Лотшин ходит по комнате и требует от них не забывать о своих корнях. О том, из какой семьи они происходят и каким высокообразованным был их отец. Ее тревожит то, как ведет себя Бумба после распада семьи. Этот избалованный ребенок шатался по ночам в трущобах Берлина, словно домашнее воспитание даже не коснулось его. В Израиле он присоединился к штурмовым отрядам Пальмаха, да еще к самому дерзкому отделению “Кфир” (Львенок).
Бумба шокирует сестер своим солдафонским поведением. Лотшин пытается напомнить брату о культуре, которую старался привить детям их отец. Не отрывая от брата мечтательный взгляд, она старается приобщить его к идеалам своей юности. Рассказывает о великанах духа – Гёте, Вильгельме фон Гумбольдте, о тех, чьи идеалы служили светочем людям, чьи имена блистали в романтическом столетии. С юности они впитывали законы эстетики и морали. Просвещенные евреи отделились от еврейских традиций и нашли в этих моральных основах замену вере.
Бумба любит и ценит старшую сестру, но его огорчает, что она живет в прошлом, в мире, который разрушен до основания. Он же – колюч, подобно кактусу, снаружи, и сладок внутри, как плод кактуса – “сабра”. Хотя Бумба не родился в Израиле, но считает себя таким же новым типом еврея, израильтянина, которого назвал “саброй” премьер-министр Давид Бен-Гурион. Из уважения к сестре, он не прерывает ее рассказы о высокой культуре отчего дома, но ясная и острая его память рисует иные картины. Ребенком Бумба скатывался по поручням винтовой лестницы в доме, и никто не делал ему выговор за это, и появлялся в рабочем кабинете отца без предварительного приглашения.
Каждый, кто видел этого рыжего мальчика, гладил его по кудрям и обнимал. Повариха Эмми, лезла и кожи вон, чтобы его побаловать сладостями. Бумба звал к себе в гости детей из рабочих семей и от широты души дарил им дорогие игрушки. Вопреки правилам дома, Бумба просил подать на лифте блюда в его комнату, для приглашенных им детей. Ребенком рыдал на груди обслуживающей всех домочадцев Фриды: “Я – сирота. Я могу себе позволить всё!” И весь дом сдавался его капризам. И даже отец не сердился за то, что мальчик осмеливался открыто выражать свои чувства, чтобы вызвать у окружающих жалость. Отец, который держал себя на дистанции от детей, сажал Бумбу на колени, гладил его рыжие кудри и даже целовал в лоб.
Дед тоже не сердился на внука, так открыто демонстрирующего свое сиротство. “Бедный ребенок – сирота.
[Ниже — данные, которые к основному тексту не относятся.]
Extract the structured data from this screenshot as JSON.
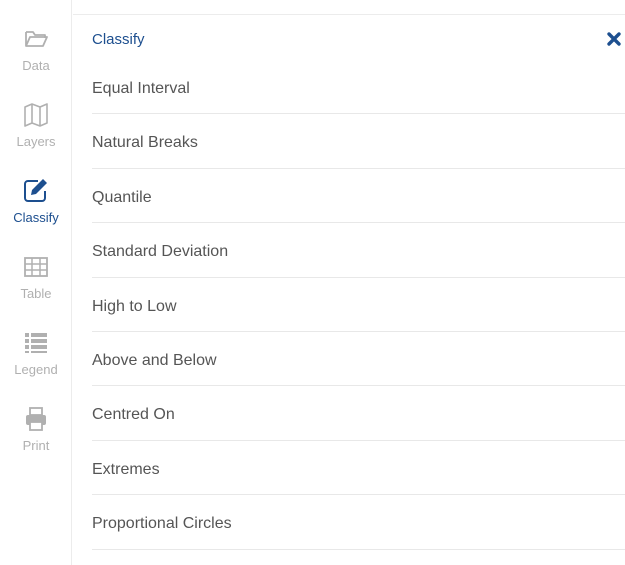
{
  "sidebar": {
    "items": [
      {
        "label": "Data",
        "icon": "folder-icon"
      },
      {
        "label": "Layers",
        "icon": "map-icon"
      },
      {
        "label": "Classify",
        "icon": "edit-icon",
        "active": true
      },
      {
        "label": "Table",
        "icon": "table-icon"
      },
      {
        "label": "Legend",
        "icon": "list-icon"
      },
      {
        "label": "Print",
        "icon": "print-icon"
      }
    ]
  },
  "panel": {
    "title": "Classify",
    "close_icon": "close-icon",
    "items": [
      "Equal Interval",
      "Natural Breaks",
      "Quantile",
      "Standard Deviation",
      "High to Low",
      "Above and Below",
      "Centred On",
      "Extremes",
      "Proportional Circles"
    ]
  },
  "colors": {
    "accent": "#1d4f8f",
    "inactive": "#b0b0b0",
    "text": "#555555",
    "divider": "#e8e8e8"
  }
}
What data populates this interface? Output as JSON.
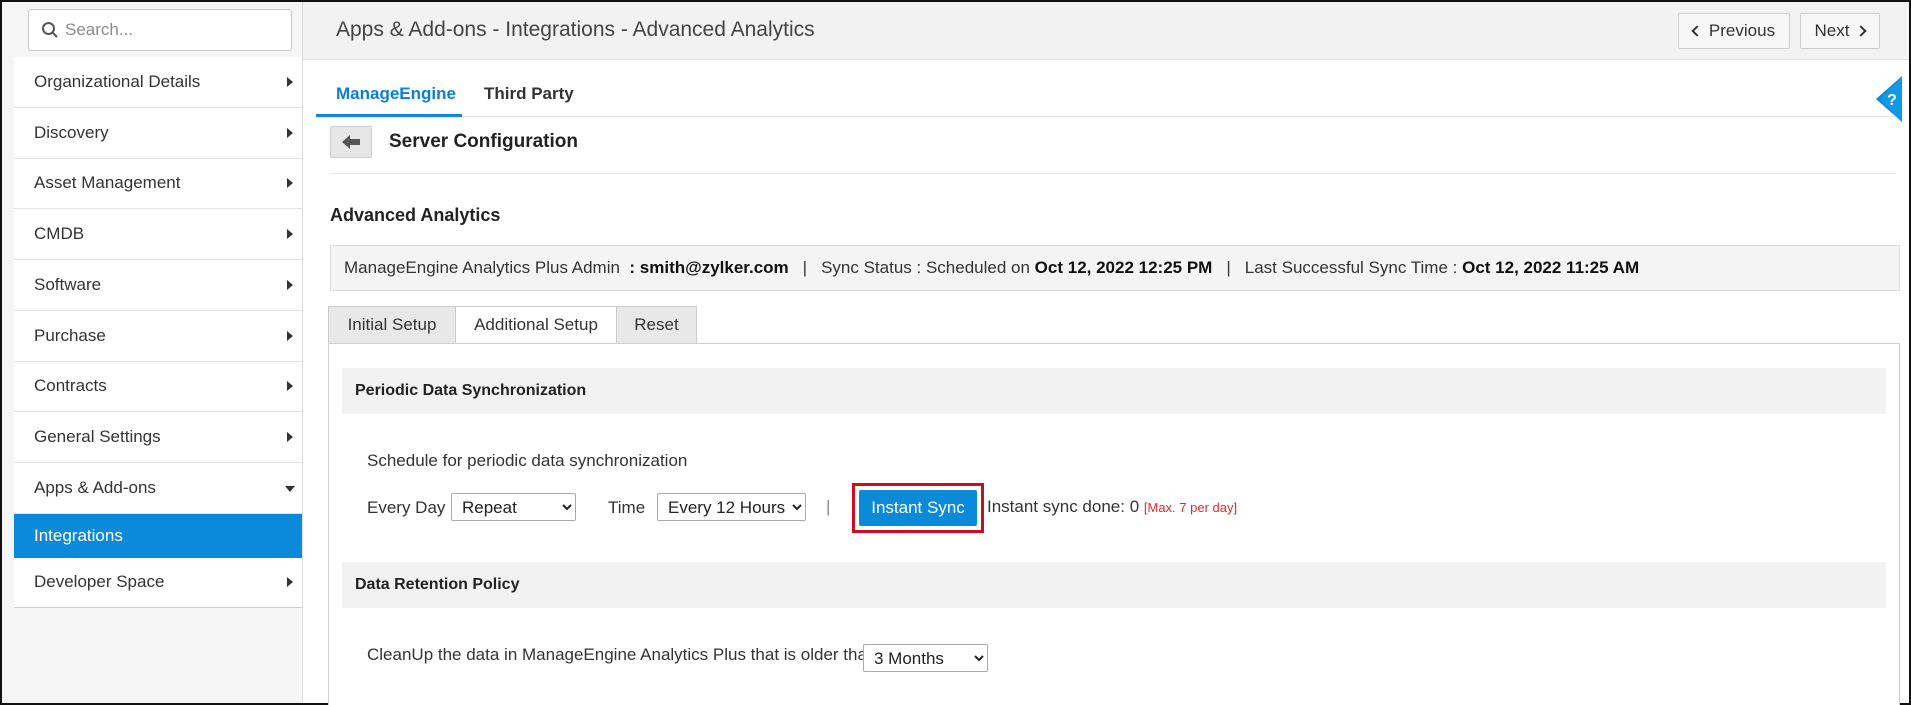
{
  "search": {
    "placeholder": "Search..."
  },
  "sidebar": {
    "items": [
      {
        "label": "Organizational Details"
      },
      {
        "label": "Discovery"
      },
      {
        "label": "Asset Management"
      },
      {
        "label": "CMDB"
      },
      {
        "label": "Software"
      },
      {
        "label": "Purchase"
      },
      {
        "label": "Contracts"
      },
      {
        "label": "General Settings"
      },
      {
        "label": "Apps & Add-ons"
      },
      {
        "label": "Integrations"
      },
      {
        "label": "Developer Space"
      }
    ]
  },
  "header": {
    "title": "Apps & Add-ons - Integrations - Advanced Analytics",
    "previous_label": "Previous",
    "next_label": "Next"
  },
  "tabs": [
    {
      "label": "ManageEngine"
    },
    {
      "label": "Third Party"
    }
  ],
  "server": {
    "title": "Server Configuration"
  },
  "section": {
    "title": "Advanced Analytics"
  },
  "info": {
    "admin_label": "ManageEngine Analytics Plus Admin",
    "admin_value": ": smith@zylker.com",
    "sync_status_label": "Sync Status : Scheduled on",
    "sync_status_value": "Oct 12, 2022 12:25 PM",
    "last_sync_label": "Last Successful Sync Time :",
    "last_sync_value": "Oct 12, 2022 11:25 AM",
    "separator": "|"
  },
  "subtabs": [
    {
      "label": "Initial Setup"
    },
    {
      "label": "Additional Setup"
    },
    {
      "label": "Reset"
    }
  ],
  "periodic": {
    "heading": "Periodic Data Synchronization",
    "schedule_text": "Schedule for periodic data synchronization",
    "every_day_label": "Every Day",
    "repeat_value": "Repeat",
    "time_label": "Time",
    "time_value": "Every 12 Hours",
    "divider": "|",
    "instant_sync_label": "Instant Sync",
    "sync_done_text": "Instant sync done: 0",
    "max_note": "[Max. 7 per day]"
  },
  "retention": {
    "heading": "Data Retention Policy",
    "cleanup_text": "CleanUp the data in ManageEngine Analytics Plus that is older than",
    "period_value": "3 Months"
  },
  "colors": {
    "accent": "#0a8ad8",
    "highlight_border": "#c8101a",
    "max_note": "#e02a2a"
  }
}
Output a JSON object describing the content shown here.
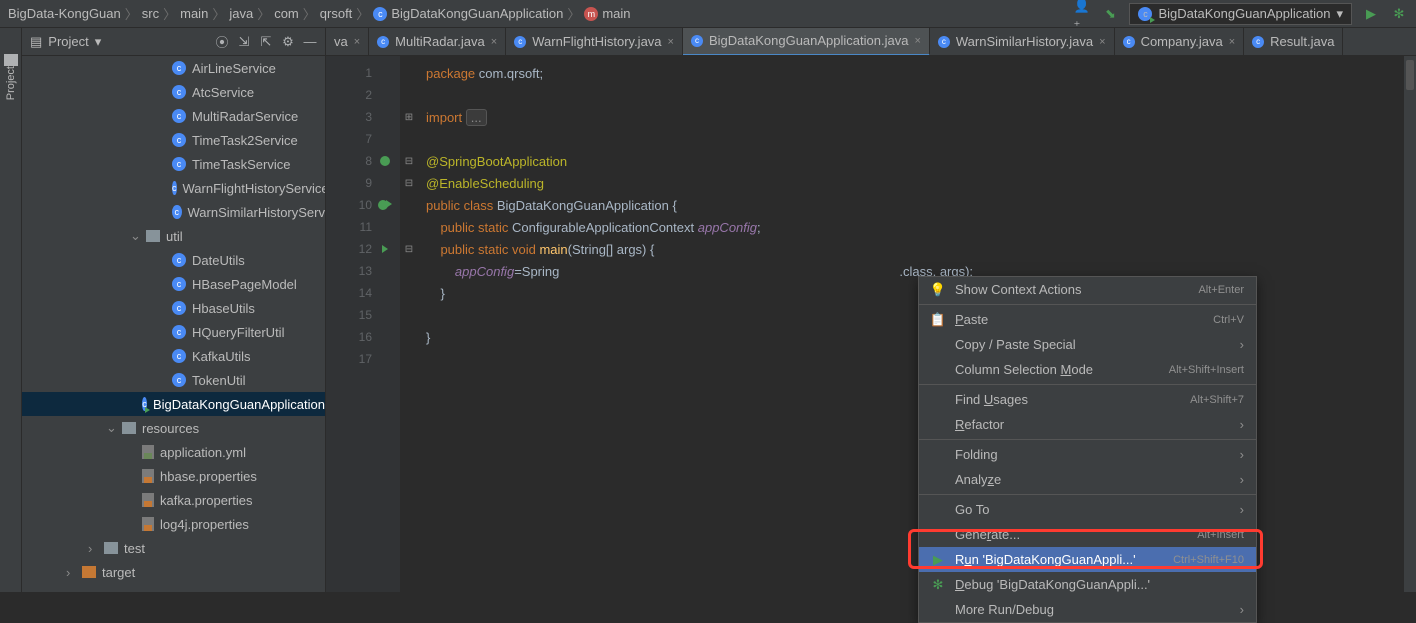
{
  "breadcrumbs": [
    "BigData-KongGuan",
    "src",
    "main",
    "java",
    "com",
    "qrsoft",
    "BigDataKongGuanApplication",
    "main"
  ],
  "run_config": "BigDataKongGuanApplication",
  "leftrail": "Project",
  "projpanel_title": "Project",
  "tree": {
    "services": [
      "AirLineService",
      "AtcService",
      "MultiRadarService",
      "TimeTask2Service",
      "TimeTaskService",
      "WarnFlightHistoryService",
      "WarnSimilarHistoryServ"
    ],
    "util_label": "util",
    "utils": [
      "DateUtils",
      "HBasePageModel",
      "HbaseUtils",
      "HQueryFilterUtil",
      "KafkaUtils",
      "TokenUtil"
    ],
    "app_class": "BigDataKongGuanApplication",
    "resources_label": "resources",
    "resources": [
      "application.yml",
      "hbase.properties",
      "kafka.properties",
      "log4j.properties"
    ],
    "test_label": "test",
    "target_label": "target"
  },
  "tabs": [
    {
      "label": "va",
      "active": false,
      "partial": true
    },
    {
      "label": "MultiRadar.java",
      "active": false
    },
    {
      "label": "WarnFlightHistory.java",
      "active": false
    },
    {
      "label": "BigDataKongGuanApplication.java",
      "active": true
    },
    {
      "label": "WarnSimilarHistory.java",
      "active": false
    },
    {
      "label": "Company.java",
      "active": false
    },
    {
      "label": "Result.java",
      "active": false,
      "noclose": true
    }
  ],
  "line_numbers": [
    "1",
    "2",
    "3",
    "7",
    "8",
    "9",
    "10",
    "11",
    "12",
    "13",
    "14",
    "15",
    "16",
    "17"
  ],
  "code": {
    "l1_kw": "package ",
    "l1_rest": "com.qrsoft;",
    "l3_kw": "import ",
    "l3_fold": "...",
    "l5": "@SpringBootApplication",
    "l6": "@EnableScheduling",
    "l7_kw": "public class ",
    "l7_name": "BigDataKongGuanApplication ",
    "l7_brace": "{",
    "l8_indent": "    ",
    "l8_kw": "public static ",
    "l8_type": "ConfigurableApplicationContext ",
    "l8_field": "appConfig",
    "l8_semi": ";",
    "l9_indent": "    ",
    "l9_kw": "public static void ",
    "l9_fn": "main",
    "l9_args": "(String[] args) {",
    "l10_indent": "        ",
    "l10_field": "appConfig",
    "l10_eq": "=Spring",
    "l10_tail": ".class, args);",
    "l11": "    }",
    "l13": "}"
  },
  "ctx": [
    {
      "type": "item",
      "icon": "bulb",
      "label": "Show Context Actions",
      "shortcut": "Alt+Enter"
    },
    {
      "type": "sep"
    },
    {
      "type": "item",
      "icon": "paste",
      "label_pre": "",
      "u": "P",
      "label_post": "aste",
      "shortcut": "Ctrl+V"
    },
    {
      "type": "item",
      "label": "Copy / Paste Special",
      "submenu": true
    },
    {
      "type": "item",
      "label_pre": "Column Selection ",
      "u": "M",
      "label_post": "ode",
      "shortcut": "Alt+Shift+Insert"
    },
    {
      "type": "sep"
    },
    {
      "type": "item",
      "label_pre": "Find ",
      "u": "U",
      "label_post": "sages",
      "shortcut": "Alt+Shift+7"
    },
    {
      "type": "item",
      "u": "R",
      "label_post": "efactor",
      "submenu": true
    },
    {
      "type": "sep"
    },
    {
      "type": "item",
      "label": "Folding",
      "submenu": true
    },
    {
      "type": "item",
      "label_pre": "Analy",
      "u": "z",
      "label_post": "e",
      "submenu": true
    },
    {
      "type": "sep"
    },
    {
      "type": "item",
      "label": "Go To",
      "submenu": true
    },
    {
      "type": "item",
      "label_pre": "Gene",
      "u": "r",
      "label_post": "ate...",
      "shortcut": "Alt+Insert"
    },
    {
      "type": "item",
      "icon": "play",
      "label_pre": "R",
      "u": "u",
      "label_post": "n 'BigDataKongGuanAppli...'",
      "shortcut": "Ctrl+Shift+F10",
      "selected": true
    },
    {
      "type": "item",
      "icon": "bug",
      "label_pre": "",
      "u": "D",
      "label_post": "ebug 'BigDataKongGuanAppli...'"
    },
    {
      "type": "item",
      "label": "More Run/Debug",
      "submenu": true
    }
  ]
}
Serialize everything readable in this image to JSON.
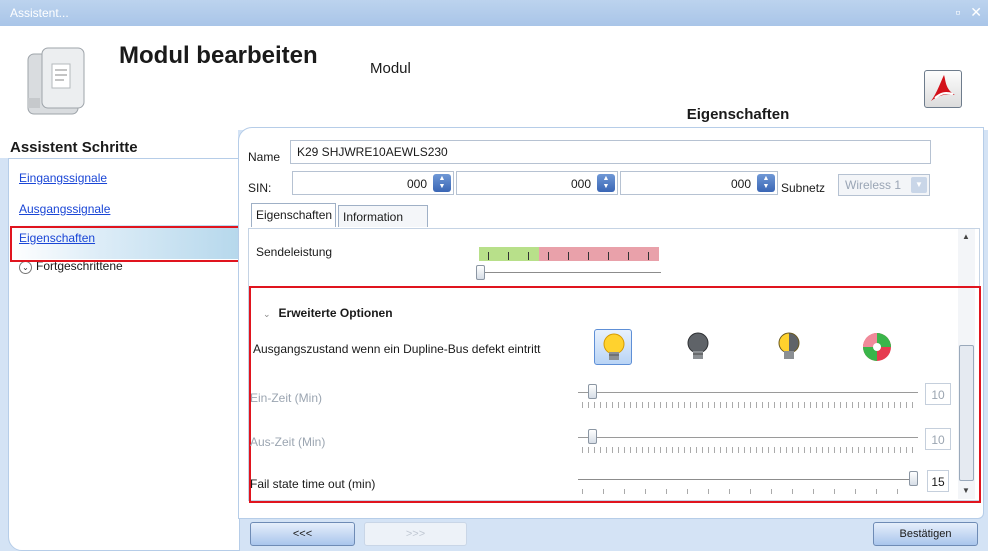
{
  "window": {
    "title": "Assistent...",
    "restore_glyph": "▫",
    "close_glyph": "✕"
  },
  "header": {
    "title": "Modul bearbeiten",
    "subtitle": "Modul",
    "device_icon": "device-module-icon",
    "pdf_icon": "pdf-icon"
  },
  "panel_header": {
    "title": "Eigenschaften"
  },
  "left": {
    "title": "Assistent Schritte",
    "steps": [
      {
        "label": "Eingangssignale"
      },
      {
        "label": "Ausgangssignale"
      },
      {
        "label": "Eigenschaften",
        "active": true
      },
      {
        "label": "Fortgeschrittene"
      }
    ],
    "expand_glyph": "✓"
  },
  "form": {
    "name_label": "Name",
    "name_value": "K29 SHJWRE10AEWLS230",
    "sin_label": "SIN:",
    "sin_values": [
      "000",
      "000",
      "000"
    ],
    "subnet_label": "Subnetz",
    "subnet_value": "Wireless 1"
  },
  "tabs": [
    {
      "label": "Eigenschaften",
      "active": true
    },
    {
      "label": "Information",
      "active": false
    }
  ],
  "properties": {
    "transmit_power_label": "Sendeleistung",
    "advanced_title": "Erweiterte Optionen",
    "output_state_label": "Ausgangszustand wenn ein Dupline-Bus defekt eintritt",
    "output_options": [
      {
        "icon": "bulb-on-icon",
        "selected": true
      },
      {
        "icon": "bulb-off-icon",
        "selected": false
      },
      {
        "icon": "bulb-last-state-icon",
        "selected": false
      },
      {
        "icon": "bulb-toggle-icon",
        "selected": false
      }
    ],
    "on_time_label": "Ein-Zeit (Min)",
    "on_time_value": "10",
    "off_time_label": "Aus-Zeit (Min)",
    "off_time_value": "10",
    "fail_timeout_label": "Fail state time out (min)",
    "fail_timeout_value": "15"
  },
  "buttons": {
    "back": "<<<",
    "next": ">>>",
    "confirm": "Bestätigen"
  },
  "colors": {
    "accent_red": "#e0141e",
    "link_blue": "#1a46d6",
    "power_green": "#b8e08a",
    "power_pink": "#e9a1aa"
  }
}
Нет у него матери”, – бормотал он и, вопреки домашним установкам, извлекал из кармана какой-нибудь подарочек. Отцу становилось неловко. Ведь только единственный раз в году, ко дню рождения каждого ребенка, он дарил им заготовленные заранее подарки. Отец не знал, что это правило нарушалось. Бумба к своему дню рождения прилагал к списку подарков книги, которые хотела получить Лотшин, а она прибавляла к списку подарков к ее дню рождения в ноябре игры и игрушки, которые просил маленький братишка.
У Бумбы совершенно иной характер. Воспоминания детства поднимают ему настроение, а ее вгоняют в тоску.